I don't really get it, when the method converges..

The formula I have says that if the eigenvalue with the greatest absolute value has the algebraic multiplicity of 1, and is strictly greater than all other eigenvalues, which means if:

|lambda 1| > |lambda 2| >= |lambda 3| >= .... >= |lambda n|

then the method converges.

And if there are many eigenvalues with the same greatest absolute value, then xi can loop between 2 eigenvectors and not converge.

Now, I have this matrix:

And I'm trying to iterate with the Rayleigh-Quotient-method, which is based on the power method, with starting value x_0 = (1, 0) and assumed eigenvalue near lambda_0 = 4.

I end up after 2nd iteration with lambda_2 = 5.0583 and x_2 = (0.4759, 0.8795)

And 3rd iteration with lambda_3 = 4.99999 and x_3 = (-0.4475, -15.495)

if I try the 4th iteration with these values, I get x_4 = (-0.4472, -0.8943) and lambda_4 = 4.999889.

What can I say about: 1) the convergence? 2) the absolute value greatest eigenvalue? 3) the eigenvector?

It seems that it's converging to Eigenvalue = 5, and eigenvector x = (-0.4472, -0.8943). Is it right or I'm wrong?

Thank you so much for any hints! I am really confused!

Answer 1

What can I say about: 1) the convergence?

It converges when there is a dominant eigenvalue. It has trouble converging when they are very close together, which isn't the case here.

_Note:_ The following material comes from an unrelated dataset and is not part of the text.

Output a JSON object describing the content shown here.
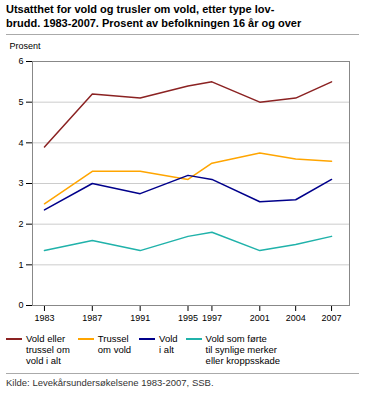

2) the absolute value greatest eigenvalue?

The matrix is small so you can check it by hand.

$$ A = \begin{pmatrix} 1 & 2 \\ 4 & 3 \end{pmatrix} $$

then

$$ \det(A- \lambda I) = \det(\begin{pmatrix} 1-\lambda & 2 \\ 4 & 3-\lambda \end{pmatrix}) = (1-\lambda)(3-\lambda) - 8 =\lambda^{2} - 4 \lambda - 5 $$

Then

$$ \lambda^{2} - 4\lambda -5 = (\lambda +1)(\lambda-5) \implies \lambda_{1} = 5 , \lambda_{2} = -1$$

3) the eigenvector?

To get the eigenvector we plug that in

$$ A-5 I = \begin{pmatrix} -4 & 2 \\ 4 & -2 \end{pmatrix}$$

Then we have that $v_{1} = \begin{pmatrix} 1 \\ 2 \end{pmatrix}$ so

$$ q_{1} = \begin{pmatrix} \frac{1}{\sqrt{5}} \\ \frac{2}{\sqrt{5}}\end{pmatrix}$$

I created a small program for this...

import  numpy as np
A = np.array([[1,2],[4,3]])
xk = np.array([[1],[0]])


def iterate(A,x):
    rho = np.dot(A,x)
    #lambda_i
    nk = np.max(np.absolute(rho))
    # v_i
    xk = 1/nk* rho

    return rho, nk, xk

n = 55

for i in range(n):
    if (i % 5 == 0):
        rho, nk, xk = iterate(A,xk)
        print("The {i}'th lambda iterate is:{lambda_i}".format(i=i+1,lambda_i =nk))
        print("The {i}'th eig_vec iterate is:{vec_i}".format(i=i+1,vec_i =xk))

If you use it, you should have

$$ x_{1} = \begin{pmatrix} \frac{1}{4} \\ 1 \end{pmatrix}$$

$$ x_{2} = \begin{pmatrix} .5625 \\ 1 \end{pmatrix}$$

$$ x_{3} = \begin{pmatrix} .4880 \\ 1 \end{pmatrix}$$

$$ x_{3} = \begin{pmatrix} .5024 \\ 1 \end{pmatrix}$$

$$ x_{4} = \begin{pmatrix} .49952 \\ 1 \end{pmatrix}$$

$$ x_{5} = \begin{pmatrix} .50009 \\ 1 \end{pmatrix}$$

after 50 iterations you'll have

$$ x_{50} =\begin{pmatrix} .5 \\ 1 \end{pmatrix} $$

or

$$ v_{1} = \begin{pmatrix} 1 \\ 2 \end{pmatrix} $$